ABD'nin İran ile Temmuz 2015'te imzalanan nükleer anlaşmadan
çekilmesi, küresel siyasette hibrid ve konvansiyonel her tür
mücadele yönteminin devreye gireceği yeni bir dönemin de
barometresidir aynı zamanda. Bütün veriler ve jeo-politik
konfigürasyonlar buna işaret ediyor.
Gelişmeler sadece ABD ile İsrail ve Suudi Arabistan'dan oluşan
ittifaka karşı direnişe geçen üç farklı yeni bloğun bir
koordinasyona gidip gidemeyeceğinde düğümleniyor. ABD sonrası
dünyanın yeni güç haritasında belirmeye başlayan bu blokları şöyle
formüle etmek mümkün.
İlki Almanya, İngiltere ve Fransa'dan oluşan Batı Avrasya Bloğu
(E3); ikincisi Çin, Japonya ve Güney-Kuzey Kore'den oluşan Doğu
Avrasya Bloğu; üçüncüsü de Türkiye, Rusya ve İran'dan oluşan Orta
Avrasya Bloğu.
Bu üç ayrı grubun ortak adı ise daha şimdiden 'Anti-Amerikancı
Büyük Avrasya' şeklinde telaffuz ediliyor.

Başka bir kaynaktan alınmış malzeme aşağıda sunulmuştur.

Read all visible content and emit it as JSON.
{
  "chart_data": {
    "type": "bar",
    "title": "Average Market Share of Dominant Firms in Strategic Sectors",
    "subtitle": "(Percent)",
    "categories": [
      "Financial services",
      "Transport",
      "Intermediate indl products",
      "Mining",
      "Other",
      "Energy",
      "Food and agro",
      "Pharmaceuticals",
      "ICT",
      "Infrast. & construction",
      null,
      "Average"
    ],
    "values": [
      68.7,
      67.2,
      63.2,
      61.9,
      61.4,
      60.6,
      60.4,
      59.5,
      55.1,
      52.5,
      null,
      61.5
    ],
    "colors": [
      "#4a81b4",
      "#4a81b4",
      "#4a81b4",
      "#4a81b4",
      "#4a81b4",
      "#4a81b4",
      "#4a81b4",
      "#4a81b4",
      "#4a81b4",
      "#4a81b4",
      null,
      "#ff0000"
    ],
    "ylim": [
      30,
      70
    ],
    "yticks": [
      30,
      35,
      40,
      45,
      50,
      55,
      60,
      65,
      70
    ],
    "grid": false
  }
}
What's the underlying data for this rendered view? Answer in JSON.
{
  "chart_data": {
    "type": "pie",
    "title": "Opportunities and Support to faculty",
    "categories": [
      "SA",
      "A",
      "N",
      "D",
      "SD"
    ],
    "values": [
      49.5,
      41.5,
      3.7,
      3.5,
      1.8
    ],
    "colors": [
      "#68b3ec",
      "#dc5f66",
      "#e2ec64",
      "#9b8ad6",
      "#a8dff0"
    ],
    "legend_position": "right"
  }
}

Tarihçi A.J.P. Taylor'ın "The Origins of the Second World War/
II. Dünya Savaşı'nın Nedenleri" adlı kitabında dile getirdiği gibi
uluslararası ilişkilerde göz ardı edilen 'X faktörleri'nin güç
dengelerini nasıl alt üst ettiğini gayet iyi biliyoruz.

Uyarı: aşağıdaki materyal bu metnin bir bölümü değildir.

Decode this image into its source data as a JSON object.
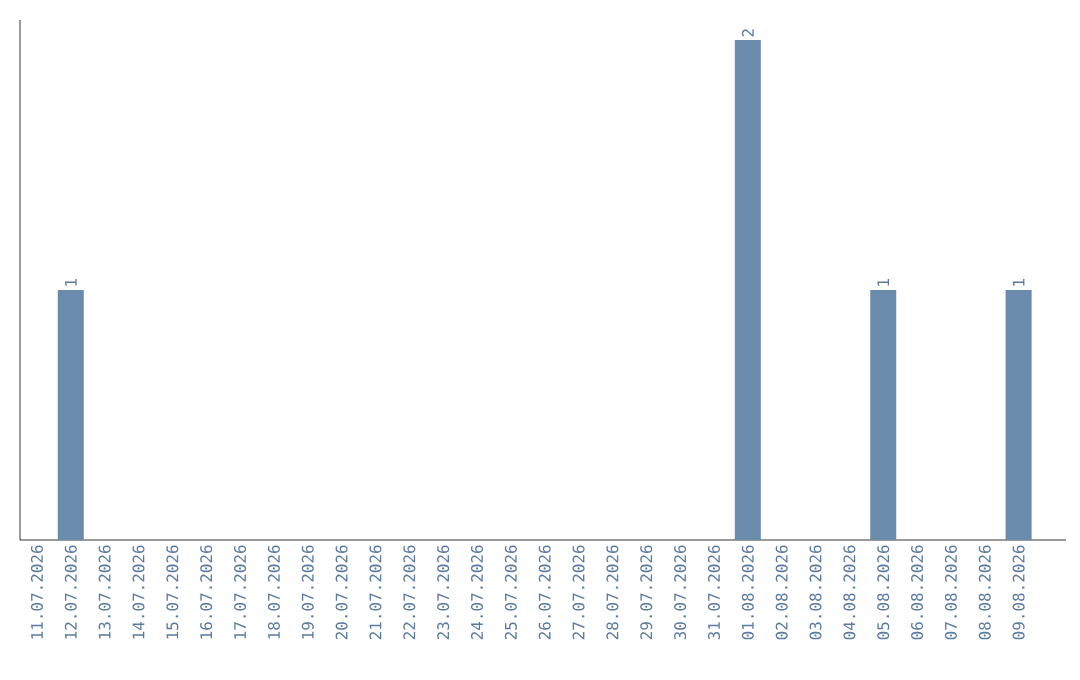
{
  "chart_data": {
    "type": "bar",
    "categories": [
      "11.07.2026",
      "12.07.2026",
      "13.07.2026",
      "14.07.2026",
      "15.07.2026",
      "16.07.2026",
      "17.07.2026",
      "18.07.2026",
      "19.07.2026",
      "20.07.2026",
      "21.07.2026",
      "22.07.2026",
      "23.07.2026",
      "24.07.2026",
      "25.07.2026",
      "26.07.2026",
      "27.07.2026",
      "28.07.2026",
      "29.07.2026",
      "30.07.2026",
      "31.07.2026",
      "01.08.2026",
      "02.08.2026",
      "03.08.2026",
      "04.08.2026",
      "05.08.2026",
      "06.08.2026",
      "07.08.2026",
      "08.08.2026",
      "09.08.2026"
    ],
    "values": [
      0,
      1,
      0,
      0,
      0,
      0,
      0,
      0,
      0,
      0,
      0,
      0,
      0,
      0,
      0,
      0,
      0,
      0,
      0,
      0,
      0,
      2,
      0,
      0,
      0,
      1,
      0,
      0,
      0,
      1
    ],
    "value_labels": [
      null,
      "1",
      null,
      null,
      null,
      null,
      null,
      null,
      null,
      null,
      null,
      null,
      null,
      null,
      null,
      null,
      null,
      null,
      null,
      null,
      null,
      "2",
      null,
      null,
      null,
      "1",
      null,
      null,
      null,
      "1"
    ],
    "color": "#6a8bab"
  }
}
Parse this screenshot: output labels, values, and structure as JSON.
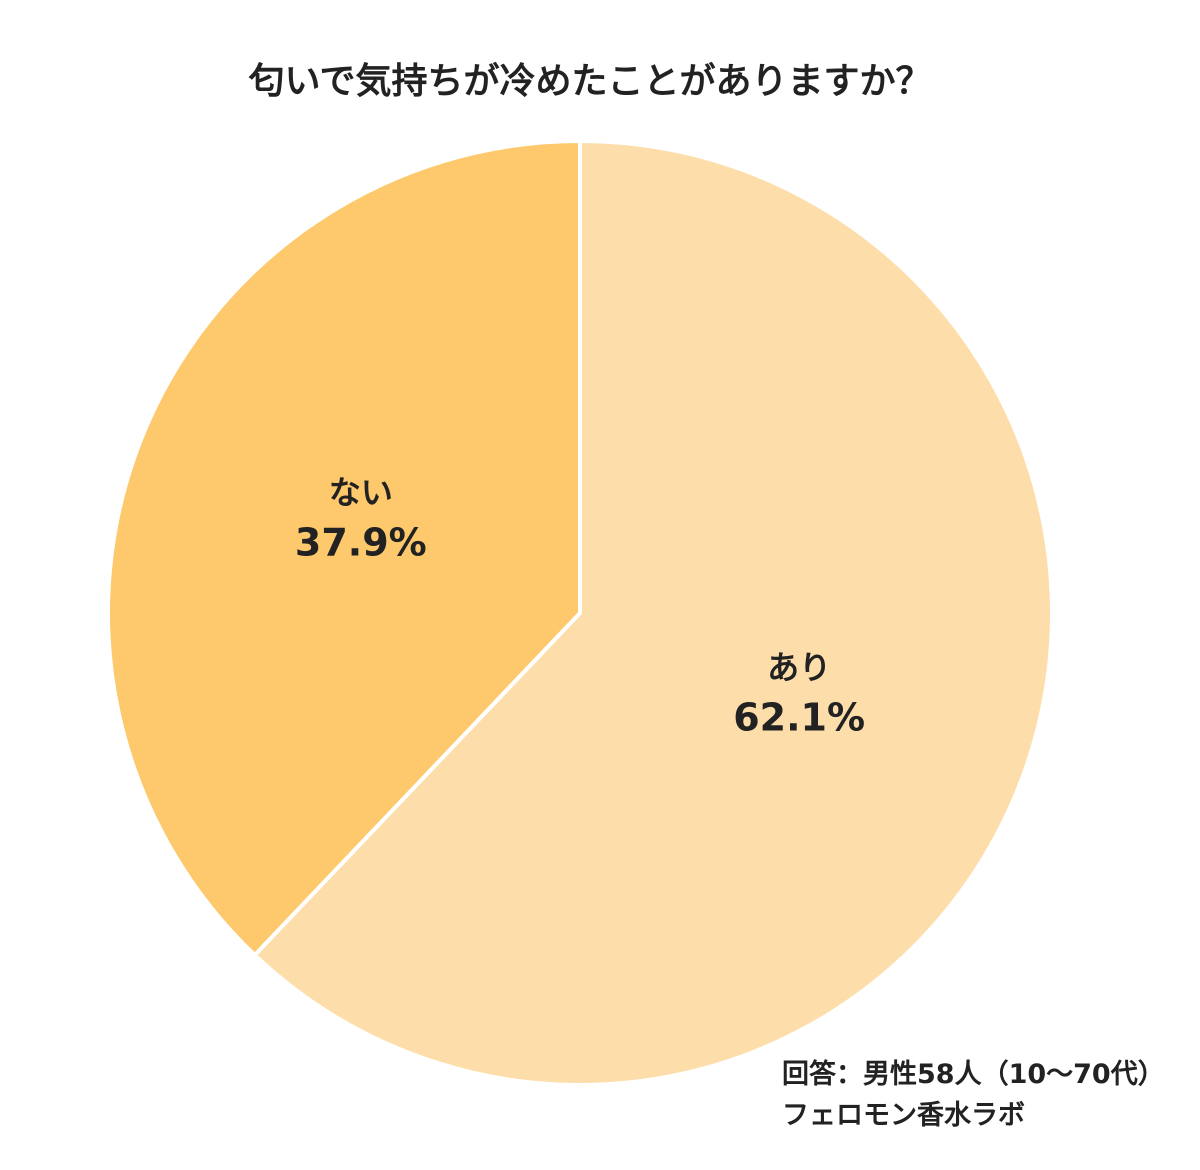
{
  "chart_data": {
    "type": "pie",
    "title": "匂いで気持ちが冷めたことがありますか？",
    "slices": [
      {
        "label": "あり",
        "value": 62.1,
        "value_label": "62.1%",
        "color": "#FDDDAA"
      },
      {
        "label": "ない",
        "value": 37.9,
        "value_label": "37.9%",
        "color": "#FDC96C"
      }
    ],
    "start_angle": "top",
    "direction": "clockwise",
    "legend": "none"
  },
  "notes": {
    "respondents": "回答：男性58人（10～70代）",
    "source": "フェロモン香水ラボ"
  }
}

Bu anlamda 2019'un 1939'a dönüşme riski her geçen gün daha da
artıyor. Büyük Avrasya ile ABD arasındaki yeni küresel mücadelenin
cephesi de İran'dan ziyade yine Afganistan, Irak, Suriye, Filistin
ve Yemen gibi 'gri çatışmalar' ile kavramsallaştırılan alanlar
olacak.
Her tür unsura yer veren yeni küresel savaşın eskilerden farkı,
karşıt bloklardaki büyük aktörlerin aynı cephede olası bir sıcak
temasını önlemeye dayanıyor.
Askeri, siyasi ve ekonomik kapasitesi giderek erozyona uğrayan
ABD'nin önünde başka bir seçenek de yok zaten.
Orta Avrasya bloğuna güç yetiremeyen ABD, biraz da bu
real-politik dayatmalardan dolayı İran'ı kuşatarak enerjiye bağımlı
Batı ve Doğu Avrasya ülkelerini denetlemeye çalışıyor.
Zira İran'ın ihraç ettiği petrolün yüzde 85'ini Çin, Japonya, Güney
Kore ve Hindistan; geri kalanını da Avrupa ülkelere satın alıyor.
Nükleer anlaşmadan sonra Avrupalı ülkelerin İran'a yapacakları
yatırımlar bu ihracat hacmini daha da artırmayı amaçlıyordu.
Böylece enerji arzında yıllardır ABD'ye mahkûm olan Doğu ve Batı
Avrasya, İran petrol ve gazının dünya pazarlarına aktarılmasıyla
ilk kez bağımsız hareket etme imkânına kavuşacaktı.